Japan has more than 80 active volcanoes in the small land. Most Japanese ecosystems have been affected somehow by volcanic activities for short and long terms. Soils originating from the volcanic ejecta are broadly distributed in Japan. Wetlands in Japan often contain volcanic-ash layers, in particular, in Hokkaido. Therefore, we need to clarify the effects of eruptions on vegetation dynamics and succession with various time scales. Here I firstly summarize the overall revegetation patterns after volcanic eruptions in Japan and secondly show the revegetation patterns on Mount Usu and Mount Koma. Mount Usu erupted on the summit in 1977-78 (U77) and on the foot in 2000 (U00). Mount Koma erupted in 1996, 1998 and 2000 on the summit (K96). The major volcanic ejecta was pumice and ash in all the eruptions. The climax is considered to be broad-leaved forests in all the sites. I set up permanent plots close to the craters in all of these three sites soon after the eruptions and monitored annually the cover on each species in the plots to the present.
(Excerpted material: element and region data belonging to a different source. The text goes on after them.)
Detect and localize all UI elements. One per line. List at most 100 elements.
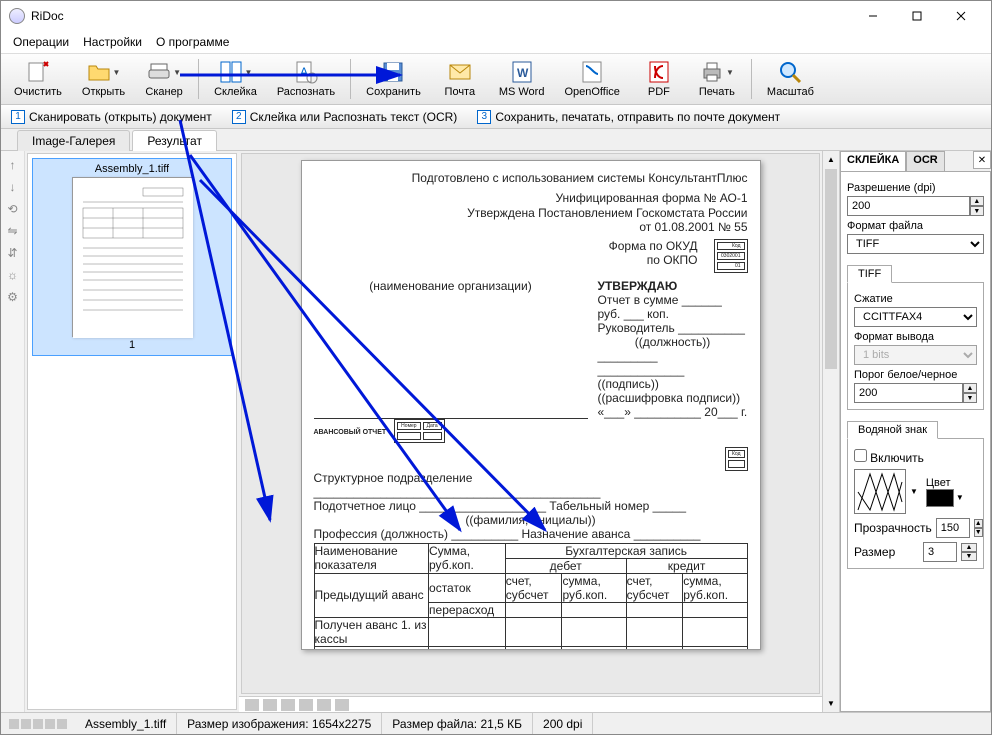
openoffice-icon bbox=[580, 60, 604, 84]
toolbar: Очистить ▼Открыть ▼Сканер ▼Склейка AРасп… bbox=[1, 53, 991, 105]
thumbnail-preview bbox=[72, 177, 192, 337]
folder-open-icon bbox=[87, 60, 111, 84]
thumbnail-index: 1 bbox=[129, 339, 135, 351]
scanner-icon bbox=[147, 60, 171, 84]
threshold-input[interactable] bbox=[854, 383, 963, 403]
arrow-down-icon[interactable]: ↓ bbox=[5, 179, 21, 195]
pdf-button[interactable]: PDF bbox=[631, 55, 687, 103]
flip-v-icon[interactable]: ⇵ bbox=[5, 245, 21, 261]
tab-ocr-panel[interactable]: OCR bbox=[906, 151, 944, 171]
save-button[interactable]: Сохранить bbox=[357, 55, 430, 103]
minimize-button[interactable] bbox=[851, 2, 895, 30]
word-icon: W bbox=[510, 60, 534, 84]
window-title: RiDoc bbox=[31, 9, 851, 23]
print-icon bbox=[700, 60, 724, 84]
watermark-subtab[interactable]: Водяной знак bbox=[847, 421, 938, 439]
status-dimensions: Размер изображения: 1654x2275 bbox=[177, 713, 382, 734]
preview-footer-dots bbox=[239, 696, 822, 712]
separator bbox=[751, 59, 752, 99]
thumbnail-panel: Assembly_1.tiff bbox=[27, 153, 237, 710]
menu-about[interactable]: О программе bbox=[150, 33, 235, 51]
hint-2: 2Склейка или Распознать текст (OCR) bbox=[232, 110, 458, 124]
splice-button[interactable]: ▼Склейка bbox=[205, 55, 266, 103]
tab-splice-panel[interactable]: СКЛЕЙКА bbox=[840, 151, 906, 171]
openoffice-button[interactable]: OpenOffice bbox=[555, 55, 628, 103]
ocr-icon: A bbox=[294, 60, 318, 84]
tab-result[interactable]: Результат bbox=[132, 130, 217, 151]
main-tabs: Image-Галерея Результат bbox=[1, 129, 991, 151]
menu-bar: Операции Настройки О программе bbox=[1, 31, 991, 53]
scroll-thumb[interactable] bbox=[825, 169, 837, 369]
wm-size-input[interactable] bbox=[923, 542, 957, 562]
title-bar: RiDoc bbox=[1, 1, 991, 31]
gear-icon[interactable]: ⚙ bbox=[5, 289, 21, 305]
status-filename: Assembly_1.tiff bbox=[75, 713, 177, 734]
preview-panel[interactable]: Подготовлено с использованием системы Ко… bbox=[241, 153, 820, 694]
output-label: Формат вывода bbox=[854, 331, 977, 343]
rotate-left-icon[interactable]: ⟲ bbox=[5, 201, 21, 217]
color-label: Цвет bbox=[926, 477, 964, 489]
watermark-checkbox[interactable] bbox=[854, 449, 867, 462]
scroll-down-icon[interactable]: ▼ bbox=[823, 695, 839, 712]
chevron-down-icon: ▼ bbox=[245, 68, 253, 77]
compression-label: Сжатие bbox=[854, 293, 977, 305]
tiff-subtab[interactable]: TIFF bbox=[847, 265, 892, 283]
opacity-input[interactable] bbox=[936, 518, 970, 538]
mail-button[interactable]: Почта bbox=[432, 55, 488, 103]
flip-h-icon[interactable]: ⇋ bbox=[5, 223, 21, 239]
panel-close-button[interactable]: ✕ bbox=[973, 151, 991, 169]
threshold-label: Порог белое/черное bbox=[854, 369, 977, 381]
app-icon bbox=[9, 8, 25, 24]
tab-gallery[interactable]: Image-Галерея bbox=[17, 130, 130, 151]
save-icon bbox=[381, 60, 405, 84]
output-select: 1 bits bbox=[854, 345, 977, 365]
thumbnail-item[interactable]: Assembly_1.tiff bbox=[32, 158, 232, 356]
word-button[interactable]: WMS Word bbox=[490, 55, 554, 103]
splice-icon bbox=[219, 60, 243, 84]
format-select[interactable]: TIFF bbox=[847, 234, 984, 254]
chevron-down-icon: ▼ bbox=[726, 68, 734, 77]
wm-size-label: Размер bbox=[854, 545, 919, 559]
separator bbox=[350, 59, 351, 99]
chevron-down-icon[interactable]: ▼ bbox=[956, 493, 964, 502]
thumbnail-filename: Assembly_1.tiff bbox=[95, 163, 169, 175]
zoom-button[interactable]: Масштаб bbox=[758, 55, 823, 103]
brightness-icon[interactable]: ☼ bbox=[5, 267, 21, 283]
main-area: ↑ ↓ ⟲ ⇋ ⇵ ☼ ⚙ Assembly_1.tiff bbox=[1, 151, 991, 712]
svg-text:W: W bbox=[517, 66, 529, 80]
scanner-button[interactable]: ▼Сканер bbox=[136, 55, 192, 103]
color-swatch[interactable] bbox=[926, 489, 954, 507]
format-label: Формат файла bbox=[847, 220, 984, 232]
clear-icon bbox=[26, 60, 50, 84]
scroll-up-icon[interactable]: ▲ bbox=[823, 151, 839, 168]
magnifier-icon bbox=[778, 60, 802, 84]
menu-settings[interactable]: Настройки bbox=[77, 33, 148, 51]
document-page: Подготовлено с использованием системы Ко… bbox=[301, 160, 761, 650]
doc-main-table: Наименование показателяСумма, руб.коп.Бу… bbox=[314, 543, 748, 650]
watermark-preview[interactable] bbox=[854, 469, 906, 514]
left-tool-strip: ↑ ↓ ⟲ ⇋ ⇵ ☼ ⚙ bbox=[1, 151, 25, 712]
opacity-spinner[interactable]: ▲▼ bbox=[974, 519, 983, 537]
compression-select[interactable]: CCITTFAX4 bbox=[854, 307, 977, 327]
dpi-spinner[interactable]: ▲▼ bbox=[970, 196, 984, 216]
status-bar: Assembly_1.tiff Размер изображения: 1654… bbox=[1, 712, 991, 734]
preview-scrollbar[interactable]: ▲ ▼ bbox=[822, 151, 839, 712]
ocr-button[interactable]: AРаспознать bbox=[268, 55, 344, 103]
watermark-enable[interactable]: Включить bbox=[854, 449, 977, 465]
chevron-down-icon[interactable]: ▼ bbox=[910, 487, 918, 496]
hint-bar: 1Сканировать (открыть) документ 2Склейка… bbox=[1, 105, 991, 129]
status-dots bbox=[1, 719, 75, 729]
mail-icon bbox=[448, 60, 472, 84]
open-button[interactable]: ▼Открыть bbox=[73, 55, 134, 103]
chevron-down-icon: ▼ bbox=[113, 68, 121, 77]
menu-operations[interactable]: Операции bbox=[7, 33, 75, 51]
threshold-spinner[interactable]: ▲▼ bbox=[963, 383, 977, 403]
wm-size-spinner[interactable]: ▲▼ bbox=[961, 543, 977, 561]
maximize-button[interactable] bbox=[895, 2, 939, 30]
clear-button[interactable]: Очистить bbox=[5, 55, 71, 103]
close-button[interactable] bbox=[939, 2, 983, 30]
dpi-input[interactable] bbox=[847, 196, 970, 216]
right-panel: СКЛЕЙКА OCR ✕ Разрешение (dpi) ▲▼ Формат… bbox=[839, 151, 991, 712]
arrow-up-icon[interactable]: ↑ bbox=[5, 157, 21, 173]
print-button[interactable]: ▼Печать bbox=[689, 55, 745, 103]
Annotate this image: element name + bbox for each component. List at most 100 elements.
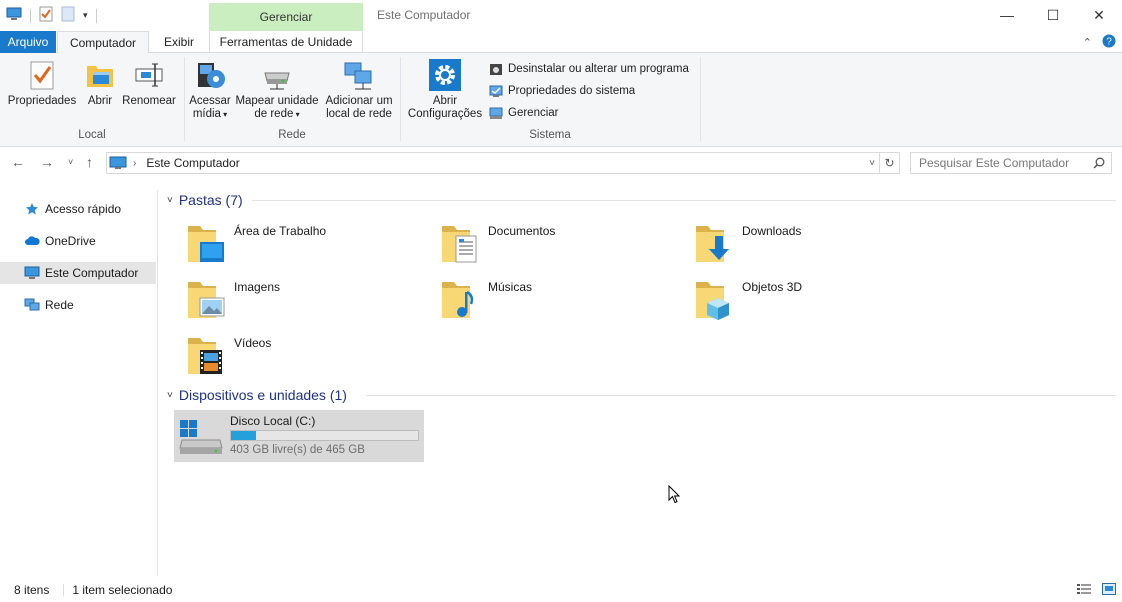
rename-icon — [133, 59, 165, 91]
downloads-folder-icon — [694, 222, 736, 268]
section-title: Dispositivos e unidades (1) — [178, 387, 347, 403]
renomear-label: Renomear — [122, 95, 176, 107]
documents-folder-icon — [440, 222, 482, 268]
search-box[interactable] — [910, 152, 1112, 174]
adicionar-label-1: Adicionar um — [325, 95, 393, 107]
svg-text:?: ? — [1106, 37, 1112, 48]
new-folder-qa-icon[interactable] — [61, 6, 75, 25]
tab-ferramentas-de-unidade[interactable]: Ferramentas de Unidade — [209, 31, 363, 53]
uninstall-program-icon — [489, 62, 503, 76]
item-count: 8 itens — [14, 583, 50, 597]
adicionar-local-de-rede-button[interactable]: Adicionar um local de rede — [323, 59, 395, 121]
gerenciar-label: Gerenciar — [508, 107, 559, 119]
sidebar-item-onedrive[interactable]: OneDrive — [0, 230, 156, 252]
acessar-midia-button[interactable]: Acessar mídia ▾ — [189, 59, 231, 121]
sidebar-item-label: Acesso rápido — [45, 202, 122, 216]
folder-name: Objetos 3D — [742, 280, 803, 294]
status-bar: 8 itens 1 item selecionado — [0, 578, 1122, 602]
folder-name: Área de Trabalho — [234, 224, 327, 238]
title-bar: ▾ Gerenciar Este Computador — ☐ ✕ — [0, 0, 1122, 31]
chevron-down-icon: ˅ — [167, 389, 173, 401]
acessar-midia-label-2: mídia — [192, 108, 221, 120]
address-dropdown-icon[interactable]: ˅ — [869, 158, 875, 169]
drive-name: Disco Local (C:) — [230, 414, 316, 428]
videos-folder-icon — [186, 334, 228, 380]
sidebar-item-acesso-rapido[interactable]: Acesso rápido — [0, 198, 156, 220]
search-input[interactable] — [919, 156, 1089, 170]
propriedades-button[interactable]: Propriedades — [6, 59, 78, 108]
refresh-icon: ↻ — [884, 156, 895, 170]
computer-icon[interactable] — [6, 7, 22, 24]
recent-locations-dropdown-icon[interactable]: ˅ — [68, 157, 73, 167]
properties-qa-icon[interactable] — [39, 6, 53, 25]
hard-drive-icon — [178, 418, 224, 459]
maximize-button[interactable]: ☐ — [1030, 0, 1076, 30]
sidebar-item-rede[interactable]: Rede — [0, 294, 156, 316]
help-icon[interactable]: ? — [1102, 34, 1116, 51]
tab-arquivo[interactable]: Arquivo — [0, 31, 56, 53]
abrir-config-label-2: Configurações — [407, 108, 483, 120]
drive-disco-local-c[interactable]: Disco Local (C:) 403 GB livre(s) de 465 … — [174, 410, 424, 462]
mapear-label-1: Mapear unidade — [235, 95, 319, 107]
mapear-unidade-button[interactable]: Mapear unidade de rede ▾ — [233, 59, 321, 121]
close-button[interactable]: ✕ — [1076, 0, 1122, 30]
mapear-label-2: de rede — [254, 108, 294, 120]
folder-name: Documentos — [488, 224, 556, 238]
section-header-dispositivos[interactable]: ˅ Dispositivos e unidades (1) — [167, 387, 347, 403]
folder-downloads[interactable]: Downloads — [680, 220, 920, 270]
folder-imagens[interactable]: Imagens — [172, 276, 412, 326]
renomear-button[interactable]: Renomear — [121, 59, 177, 108]
refresh-button[interactable]: ↻ — [880, 152, 900, 174]
window-title: Este Computador — [377, 8, 471, 22]
breadcrumb-este-computador[interactable]: Este Computador — [146, 156, 239, 170]
desinstalar-programa-button[interactable]: Desinstalar ou alterar um programa — [489, 62, 689, 76]
folder-videos[interactable]: Vídeos — [172, 332, 412, 382]
desktop-folder-icon — [186, 222, 228, 268]
section-divider — [366, 395, 1116, 396]
adicionar-label-2: local de rede — [326, 108, 392, 120]
settings-gear-icon — [429, 59, 461, 91]
cloud-icon — [24, 233, 40, 249]
abrir-button[interactable]: Abrir — [82, 59, 118, 108]
network-icon — [24, 297, 40, 313]
folder-area-de-trabalho[interactable]: Área de Trabalho — [172, 220, 412, 270]
sidebar-item-este-computador[interactable]: Este Computador — [0, 262, 156, 284]
search-icon[interactable] — [1093, 157, 1105, 169]
propriedades-sistema-label: Propriedades do sistema — [508, 85, 636, 97]
abrir-configuracoes-button[interactable]: Abrir Configurações — [406, 59, 484, 121]
large-icons-view-icon[interactable] — [1102, 583, 1116, 598]
details-view-icon[interactable] — [1076, 583, 1092, 598]
sidebar-item-label: Este Computador — [45, 266, 139, 280]
folder-musicas[interactable]: Músicas — [426, 276, 666, 326]
propriedades-label: Propriedades — [7, 95, 77, 107]
ribbon-right-controls: ⌃ ? — [1083, 34, 1116, 51]
folder-objetos-3d[interactable]: Objetos 3D — [680, 276, 920, 326]
up-arrow-icon[interactable]: ↑ — [86, 154, 93, 170]
map-network-drive-icon — [261, 59, 293, 91]
folder-name: Músicas — [488, 280, 533, 294]
context-tab-header: Gerenciar — [209, 3, 363, 31]
breadcrumb-chevron-icon[interactable]: › — [133, 158, 136, 169]
dropdown-arrow-icon: ▾ — [293, 110, 300, 119]
gerenciar-button[interactable]: Gerenciar — [489, 106, 559, 120]
minimize-button[interactable]: — — [984, 0, 1030, 30]
address-bar[interactable]: › Este Computador ˅ — [106, 152, 880, 174]
propriedades-do-sistema-button[interactable]: Propriedades do sistema — [489, 84, 635, 98]
tab-computador[interactable]: Computador — [57, 31, 149, 54]
star-icon — [24, 201, 40, 217]
forward-arrow-icon[interactable]: → — [40, 154, 54, 170]
open-folder-icon — [84, 59, 116, 91]
section-header-pastas[interactable]: ˅ Pastas (7) — [167, 192, 243, 208]
abrir-config-label-1: Abrir — [432, 95, 458, 107]
section-divider — [252, 200, 1116, 201]
drive-free-space: 403 GB livre(s) de 465 GB — [230, 444, 365, 456]
customize-qa-dropdown-icon[interactable]: ▾ — [83, 10, 88, 21]
folder-documentos[interactable]: Documentos — [426, 220, 666, 270]
collapse-ribbon-icon[interactable]: ⌃ — [1083, 36, 1092, 49]
tab-exibir[interactable]: Exibir — [151, 31, 207, 53]
folder-name: Imagens — [234, 280, 281, 294]
back-arrow-icon[interactable]: ← — [11, 154, 25, 170]
chevron-down-icon: ˅ — [167, 194, 173, 206]
window-controls: — ☐ ✕ — [984, 0, 1122, 30]
manage-computer-icon — [489, 106, 503, 120]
The data were summarized by temporal changes in growth form, derivation (native or exotic), etc.
The early stages of succession were characterized by the dominance of large perennial plants on tephra in many Japanese volcanoes, including U77, U00 and K96. Mosses were not predominant in the early stages. These suggested that the ground surface stability was the key of revegetation. Annual natives were poor because of the floras.
On the three surveyed sites, the trends shown above were observed well. However, the vegetation recovery was faster on U00, intermediate on U77 and slow on K96. Although species richness increased soon after the eruptions, the recovery paces differed between the sites. The species richness was increased by natives on U77 while it was by exotics on U00. Exotics were not observed on the summit area of Mount Koma, although a biologically-invasive tree, Larix kaempferi, was predominant on the mountainside. These results indicated that the succession patterns were determined greatly by plant sources. The forestation was determined not only by the environments but also by the interspecific interactions. Seedbank species occurring form the original topsoil slowed the forest development on Mount Usu and L. kaempferi altered the successional direction on Mount Koma. The long-term monitoring detected the patterns and mechanisms of succession.